In this lab you will have a chance to develop a machine learning pipeline that recognises hand-written digits. The dataset that you will use for this assignment is MNIST: 27x27 pixels grayscale images.
In this assignment you are asked to pick any 2 digits: 0, 1, 2, 3, 4, 5, 6, 7, 8, 9
, from the MNIST dataset (500 random samples per chosen digit). Then extract any 2 selected features from the ones prepared for you: f1, f2, f3, f4, f5, f6, f7, f8, f9
.
Once you have prepared the dataset you need to choose a machine learning algorithm from scikit-learn
and apply it. You need to decide how to evaluate your results (cross-validation, training-test split, etc.), what performance metric to use and how to report your results. Motivate all your choices.
To get you started you are given the dataset loader and two functions:
pick_digits
, andpick_features
;
together with and an example how to use them.
One thing you might want to do is to plot the decision boundaries. Lab3 showed how to do this for a linear classifier, but for other classifiers this can be a bit more involved. One way to visualise decision regions is to colour-code the predictions of the classifier over a mesh grid (see link to NearestNeighbors in scikit-learn). Another possibility is to calculate posterior class probabilities over a mesh grid and draw a contour line at p=1/2 (see link to matplotlib contour demo).

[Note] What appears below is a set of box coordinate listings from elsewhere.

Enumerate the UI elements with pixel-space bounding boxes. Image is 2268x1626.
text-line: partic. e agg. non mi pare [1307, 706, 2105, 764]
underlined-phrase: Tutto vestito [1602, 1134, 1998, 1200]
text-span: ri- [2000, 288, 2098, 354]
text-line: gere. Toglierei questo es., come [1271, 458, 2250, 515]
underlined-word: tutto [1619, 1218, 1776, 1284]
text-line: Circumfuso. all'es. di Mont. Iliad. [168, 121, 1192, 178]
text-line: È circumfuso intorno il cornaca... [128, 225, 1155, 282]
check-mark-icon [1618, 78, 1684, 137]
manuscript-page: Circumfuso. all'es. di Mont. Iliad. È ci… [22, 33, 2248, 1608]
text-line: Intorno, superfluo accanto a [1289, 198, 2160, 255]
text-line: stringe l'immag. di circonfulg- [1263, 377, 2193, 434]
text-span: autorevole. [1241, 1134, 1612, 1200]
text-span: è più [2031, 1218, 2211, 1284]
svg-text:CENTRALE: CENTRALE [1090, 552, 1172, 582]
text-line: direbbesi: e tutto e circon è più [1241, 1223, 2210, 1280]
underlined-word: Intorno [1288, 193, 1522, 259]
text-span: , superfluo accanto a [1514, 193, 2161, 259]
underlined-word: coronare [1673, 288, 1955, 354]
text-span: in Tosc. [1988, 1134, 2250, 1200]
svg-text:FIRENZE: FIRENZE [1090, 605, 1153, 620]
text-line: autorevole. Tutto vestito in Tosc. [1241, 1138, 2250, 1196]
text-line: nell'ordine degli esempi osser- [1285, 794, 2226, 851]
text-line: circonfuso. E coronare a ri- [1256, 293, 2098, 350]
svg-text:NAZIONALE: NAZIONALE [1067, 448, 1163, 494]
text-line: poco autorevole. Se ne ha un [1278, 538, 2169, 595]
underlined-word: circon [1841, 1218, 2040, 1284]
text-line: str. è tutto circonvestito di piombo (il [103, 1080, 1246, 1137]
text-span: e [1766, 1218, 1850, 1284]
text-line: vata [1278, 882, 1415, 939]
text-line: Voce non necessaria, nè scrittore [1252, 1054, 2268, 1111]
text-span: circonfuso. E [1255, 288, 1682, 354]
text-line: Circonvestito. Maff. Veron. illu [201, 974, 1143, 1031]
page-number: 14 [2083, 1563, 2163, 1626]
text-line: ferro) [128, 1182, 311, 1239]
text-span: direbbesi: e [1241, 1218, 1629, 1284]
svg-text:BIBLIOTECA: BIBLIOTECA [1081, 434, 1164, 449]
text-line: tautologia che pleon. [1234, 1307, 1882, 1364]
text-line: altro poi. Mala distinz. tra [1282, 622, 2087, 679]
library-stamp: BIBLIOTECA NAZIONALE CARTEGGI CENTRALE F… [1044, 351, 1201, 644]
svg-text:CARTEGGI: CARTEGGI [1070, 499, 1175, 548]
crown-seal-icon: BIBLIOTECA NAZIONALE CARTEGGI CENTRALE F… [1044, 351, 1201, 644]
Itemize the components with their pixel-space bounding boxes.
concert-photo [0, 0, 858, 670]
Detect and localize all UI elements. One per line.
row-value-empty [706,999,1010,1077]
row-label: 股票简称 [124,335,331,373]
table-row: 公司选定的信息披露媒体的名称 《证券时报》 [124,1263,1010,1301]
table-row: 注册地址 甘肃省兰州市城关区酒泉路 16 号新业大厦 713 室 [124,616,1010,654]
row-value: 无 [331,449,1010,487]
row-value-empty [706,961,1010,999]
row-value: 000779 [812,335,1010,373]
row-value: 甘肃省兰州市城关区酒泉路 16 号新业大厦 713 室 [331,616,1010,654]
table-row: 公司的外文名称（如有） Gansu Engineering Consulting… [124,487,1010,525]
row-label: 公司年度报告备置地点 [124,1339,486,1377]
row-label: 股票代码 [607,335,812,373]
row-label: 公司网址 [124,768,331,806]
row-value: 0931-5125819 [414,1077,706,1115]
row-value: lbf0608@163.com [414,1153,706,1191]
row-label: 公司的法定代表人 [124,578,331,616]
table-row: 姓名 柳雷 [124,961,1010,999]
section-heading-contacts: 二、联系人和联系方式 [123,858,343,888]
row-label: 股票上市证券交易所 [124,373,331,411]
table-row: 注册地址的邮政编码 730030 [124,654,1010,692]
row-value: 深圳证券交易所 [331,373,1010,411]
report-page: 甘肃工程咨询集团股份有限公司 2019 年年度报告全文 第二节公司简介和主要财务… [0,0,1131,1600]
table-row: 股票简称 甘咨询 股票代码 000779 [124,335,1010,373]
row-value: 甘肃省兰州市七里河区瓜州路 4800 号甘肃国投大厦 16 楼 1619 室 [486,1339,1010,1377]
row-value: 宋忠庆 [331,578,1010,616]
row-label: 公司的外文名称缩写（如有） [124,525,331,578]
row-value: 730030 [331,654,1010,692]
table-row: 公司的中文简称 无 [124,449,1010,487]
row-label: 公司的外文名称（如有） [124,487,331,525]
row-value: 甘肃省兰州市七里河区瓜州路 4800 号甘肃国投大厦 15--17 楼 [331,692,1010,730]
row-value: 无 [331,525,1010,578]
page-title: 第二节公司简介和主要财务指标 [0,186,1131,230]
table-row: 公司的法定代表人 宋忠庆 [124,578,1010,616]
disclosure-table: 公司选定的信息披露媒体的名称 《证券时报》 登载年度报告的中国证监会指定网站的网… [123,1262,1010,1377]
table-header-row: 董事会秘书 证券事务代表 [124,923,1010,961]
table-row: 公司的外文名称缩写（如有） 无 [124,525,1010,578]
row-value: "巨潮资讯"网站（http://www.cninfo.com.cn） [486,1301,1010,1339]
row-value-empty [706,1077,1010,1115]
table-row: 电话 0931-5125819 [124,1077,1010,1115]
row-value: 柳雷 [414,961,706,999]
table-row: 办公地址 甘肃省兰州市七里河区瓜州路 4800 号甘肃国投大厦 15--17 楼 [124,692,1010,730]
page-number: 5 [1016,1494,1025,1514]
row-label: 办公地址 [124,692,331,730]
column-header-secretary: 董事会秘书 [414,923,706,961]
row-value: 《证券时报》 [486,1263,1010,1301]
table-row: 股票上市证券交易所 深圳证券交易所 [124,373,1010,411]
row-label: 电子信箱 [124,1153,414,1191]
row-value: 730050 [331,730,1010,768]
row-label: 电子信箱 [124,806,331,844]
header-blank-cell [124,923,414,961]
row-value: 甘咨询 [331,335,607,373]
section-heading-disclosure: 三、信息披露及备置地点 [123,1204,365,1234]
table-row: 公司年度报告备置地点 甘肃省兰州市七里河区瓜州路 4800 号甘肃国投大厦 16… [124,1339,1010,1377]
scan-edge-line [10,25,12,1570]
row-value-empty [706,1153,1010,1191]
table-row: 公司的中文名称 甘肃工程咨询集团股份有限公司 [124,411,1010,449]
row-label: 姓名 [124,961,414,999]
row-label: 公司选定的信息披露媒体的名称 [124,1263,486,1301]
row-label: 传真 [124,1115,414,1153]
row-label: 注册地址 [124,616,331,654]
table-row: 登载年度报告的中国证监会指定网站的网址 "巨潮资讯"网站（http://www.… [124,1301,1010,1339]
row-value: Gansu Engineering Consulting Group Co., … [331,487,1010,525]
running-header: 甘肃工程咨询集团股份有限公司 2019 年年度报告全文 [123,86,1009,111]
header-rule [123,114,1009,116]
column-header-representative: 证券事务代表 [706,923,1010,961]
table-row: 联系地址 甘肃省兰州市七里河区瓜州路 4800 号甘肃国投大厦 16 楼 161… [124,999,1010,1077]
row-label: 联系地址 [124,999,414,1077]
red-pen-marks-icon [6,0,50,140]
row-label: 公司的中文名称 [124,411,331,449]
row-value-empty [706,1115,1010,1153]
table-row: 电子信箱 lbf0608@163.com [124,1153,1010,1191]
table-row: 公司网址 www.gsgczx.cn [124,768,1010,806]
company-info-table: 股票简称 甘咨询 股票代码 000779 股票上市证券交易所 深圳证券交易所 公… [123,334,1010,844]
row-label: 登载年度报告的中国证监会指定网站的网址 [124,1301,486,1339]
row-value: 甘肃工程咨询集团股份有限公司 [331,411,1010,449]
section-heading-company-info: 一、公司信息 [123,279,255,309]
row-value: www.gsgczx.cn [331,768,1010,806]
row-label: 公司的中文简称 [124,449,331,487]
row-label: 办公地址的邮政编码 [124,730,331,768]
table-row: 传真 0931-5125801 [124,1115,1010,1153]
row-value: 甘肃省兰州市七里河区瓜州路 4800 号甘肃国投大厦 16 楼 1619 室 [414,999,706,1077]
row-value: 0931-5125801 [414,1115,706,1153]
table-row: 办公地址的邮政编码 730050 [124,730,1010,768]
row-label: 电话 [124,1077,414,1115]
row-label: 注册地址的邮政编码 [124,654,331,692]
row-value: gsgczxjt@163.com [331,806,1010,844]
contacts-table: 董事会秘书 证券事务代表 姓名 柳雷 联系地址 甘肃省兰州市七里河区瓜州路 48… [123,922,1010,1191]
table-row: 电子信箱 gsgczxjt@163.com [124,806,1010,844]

- 30% - develop one working solution;
- 10% - support it with relevant plots and figures eg. data scatter plot with decision boundary, predictive accuracy;
- 20% - develop another working solution of different type;
- 10% - support it with relevant plots and figures eg. data scatter plot with decision boundary, predictive accuracy;
- 10% - motivate your choices (5% per solution);
- 10% - create a baseline for your dataset;
- 10% - compare your results against each other (5%) and the baseline (5%).
Please put all your working and comments in this Jupyter notebook and submit it as the only file with name <your_candidate_number>.ipynb
eg. 12321.ipynb
. If you do not use this naming convention 10% will be subtracted from your mark!
Your candidate number can be found on your FEN profile next to Candidate: keyword.
This coursework must be completed using Python 2.x.x
. If you have troubles running Python on any of the MVB 2.11 lab machines please execute the following command first:
export PATH=/opt/anaconda/python2/bin:$PATH
All submissions that use Python 3.x.x
will be given 0 marks.
If you want to run the notebook on Windows machine you need to replace the line:
mnist = fetch_mldata('MNIST original')
with:
mnist = fetch_mldata('MNIST original', data_home='***')
where ***
should be replaced with location where the dataset will be stored.
Before submission please make sure that the code runs on MVB 2.11 lab machines! If it doesn't you will be given 0 marks.